Waarom bloedvaten de sleutel zijn om een ​​sterk hart op te bouwen

Artsen weten niet waarom sommige baby's worden geboren met dunne, sponsachtige hartspieren. Nieuw onderzoek verbindt de ziekte met slecht ontwikkelde bloedvaten rond het hart.

Afgezien van een dieper begrip van aangeboren hartafwijkingen, zouden de resultaten licht kunnen werpen op hoe hartspier zich in de eerste plaats vormt, zeggen de twee senior-auteurs Ashby Morrison en Kristy Red-Horse, universitair docenten biologie aan de Stanford University.

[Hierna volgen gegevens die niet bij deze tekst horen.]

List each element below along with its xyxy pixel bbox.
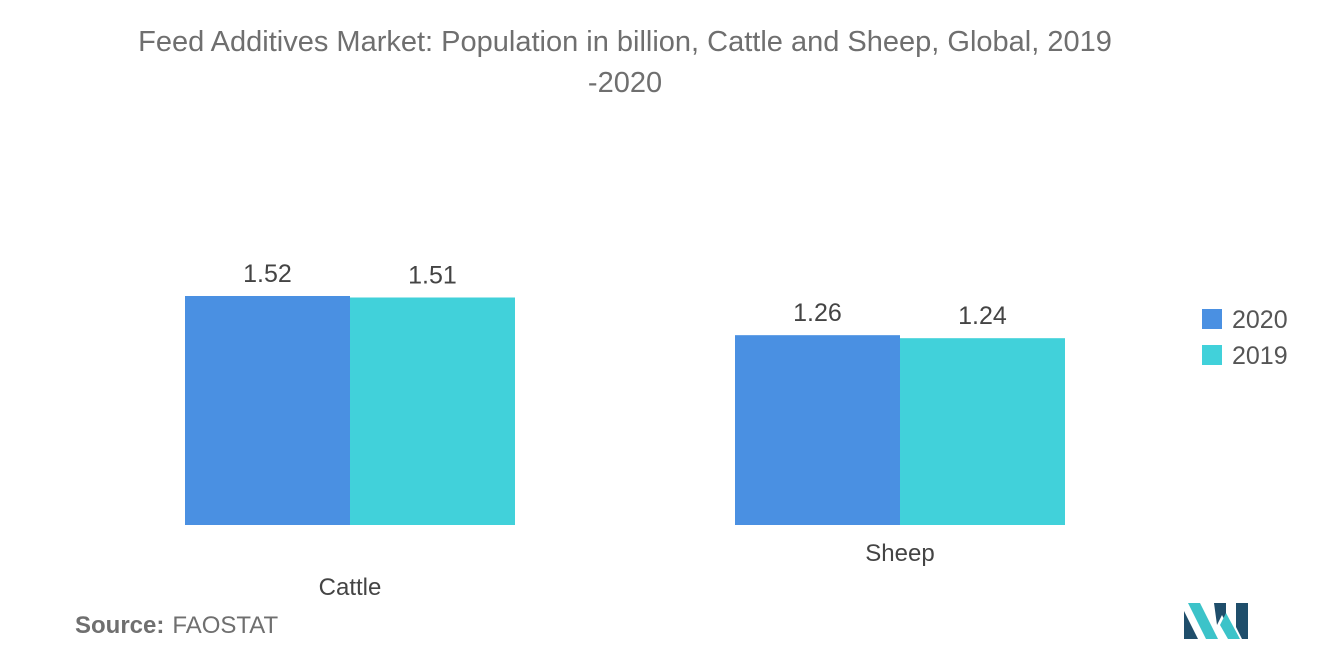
legend-swatch-2019	[1202, 345, 1222, 365]
mordor-logo-icon	[1184, 603, 1248, 639]
data-label-sheep-2020: 1.26	[793, 299, 842, 327]
data-label-cattle-2020: 1.52	[243, 260, 292, 288]
source-note: Source: FAOSTAT	[75, 612, 278, 640]
category-label-cattle: Cattle	[319, 574, 382, 601]
bar-cattle-2020	[185, 296, 350, 525]
legend-label-2020: 2020	[1232, 306, 1288, 334]
bar-sheep-2019	[900, 338, 1065, 525]
source-value: FAOSTAT	[172, 612, 279, 639]
source-label: Source:	[75, 612, 165, 639]
legend-label-2019: 2019	[1232, 342, 1288, 370]
chart-title-line-1: Feed Additives Market: Population in bil…	[138, 26, 1112, 58]
chart-title-line-2: -2020	[587, 67, 663, 99]
category-label-sheep: Sheep	[865, 540, 934, 567]
chart-title: Feed Additives Market: Population in bil…	[0, 22, 1250, 104]
legend-swatch-2020	[1202, 309, 1222, 329]
bar-cattle-2019	[350, 297, 515, 525]
data-label-sheep-2019: 1.24	[958, 302, 1007, 330]
bar-sheep-2020	[735, 335, 900, 525]
data-label-cattle-2019: 1.51	[408, 262, 457, 290]
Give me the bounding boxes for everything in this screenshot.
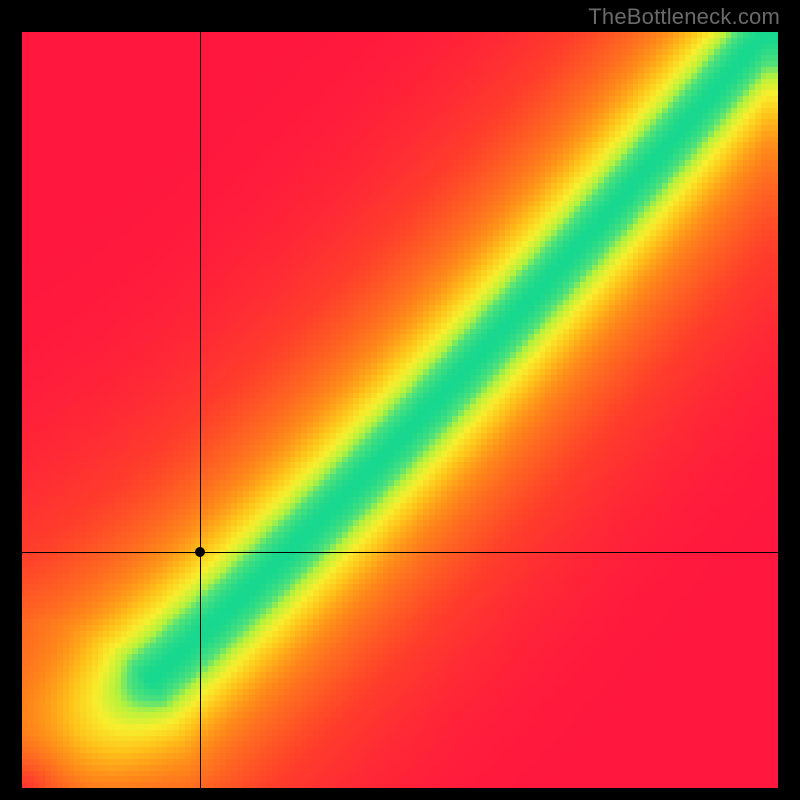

Tot nu toe, zegt men, realiseerde niemand zich wat een belangrijke rol was voor nieuw vormende bloedvaten bij het ondersteunen van de groei van de hartspier, of dat de ondersteuning meer is dan alleen maar een kwestie van zuurstof leveren.

Red-Horse, die lid is van Stanford Bio-X, het Cardiovascular Institute, en het Child Health Research Institute, bestudeert de ontwikkeling van weefsels en hele organen, vaak door haar eigen genetisch gemodificeerde muizen te fokken. Veel van het onderzoek van Morrison concentreert zich ondertussen op het fundamentele moleculaire mechanisme dat berichten in het DNA leest en het gebruikt om functionerende cellen te bouwen - meestal in gist.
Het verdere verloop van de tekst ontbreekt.